Outra vista dos mesmos doces

Rapadurinhas de amendoim

Comentei acima que todos os doces têm teor de açúcar menor do que estamos acostumados. A tradição doceira de Pelotas é europeia. Dos portugueses açorianos vieram as receitas da confeitaria tradicional. De franceses, alemães e italianos, o conhecimento das frutas e sua conservação. Por muito tempo esses colonizadores não contaram com fartura de açúcar como em outras regiões do Brasil, pois cana de açúcar nunca fez parte da variada produção agrícola do sul do Brasil. Açúcar tornou-se mais viável com a formação das charqueadas, ciclo econônico iniciado na segunda metade do século 18. Pelotas produzia charque e despachava para o nordeste, por navio a partir do porto de Rio Grande. O mesmo navio embarcava açúcar no porto de Recife e o levava para Pelotas.

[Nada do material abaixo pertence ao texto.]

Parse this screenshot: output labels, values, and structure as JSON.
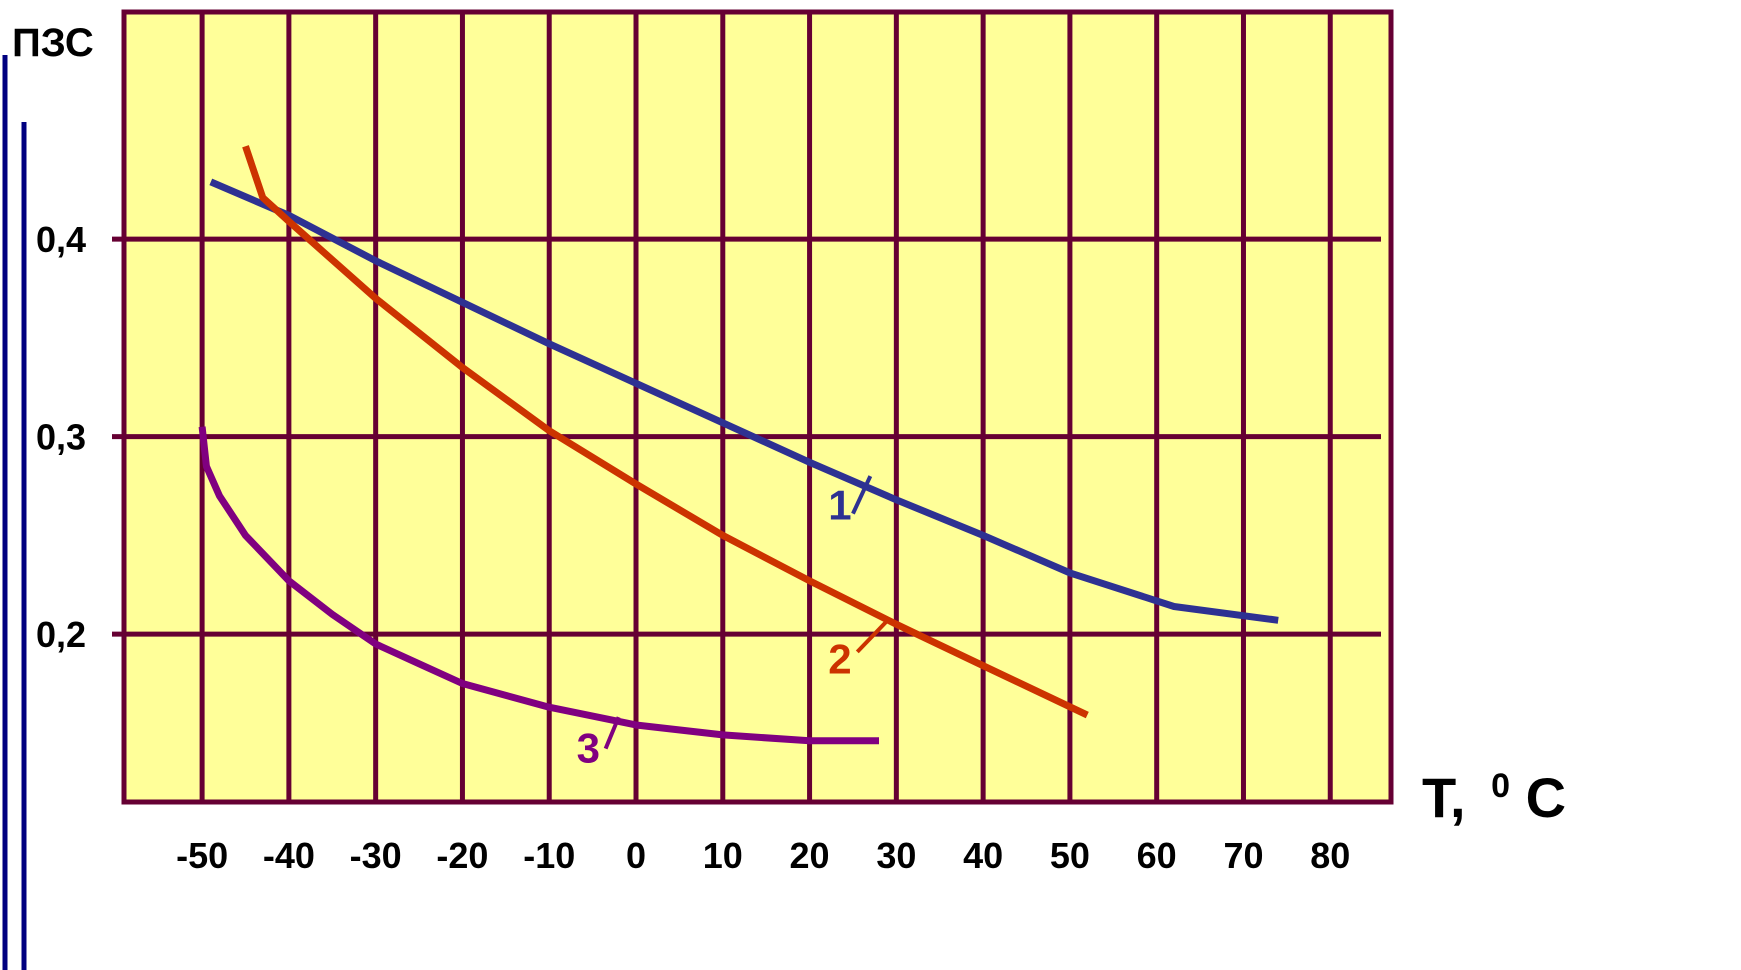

O fato é que até hoje o teor de açúcar é mais parecido com o da Europa do que com o Brasil de outras regiões. Na Fenadoce, fiz questão de comer o Pastel de Belém que Eloy me oferecia, junto com café expresso, da maneira como comi em Lisboa, em Café na Torre de Belém. E foi exatamente a mesma sensação!

Hoje toda essa tradição da confeitaria portuguesa encontra-se com a mais avançada tecnologia da informação. O selinho de certificação de cada doce contém um endereço eletrônico e um número. Juntando os dois, se obtém uma série de informações sobre a região de produção do doce, datas de produção e de validade, ingredientes, sua procedência e validade. Vale a pena experimentar: www.docesdepelotas.org.br e códigos BC000000125A, BC000000129A, CA000002199A, OS000003012.

Em minha opinião os doces de Pelotas representam seu patrimônio cultural identitário, já que promovem conhecimento e autoestima positiva na população, que se reinventa e insere novas receitas nesse verdadeiro tesouro.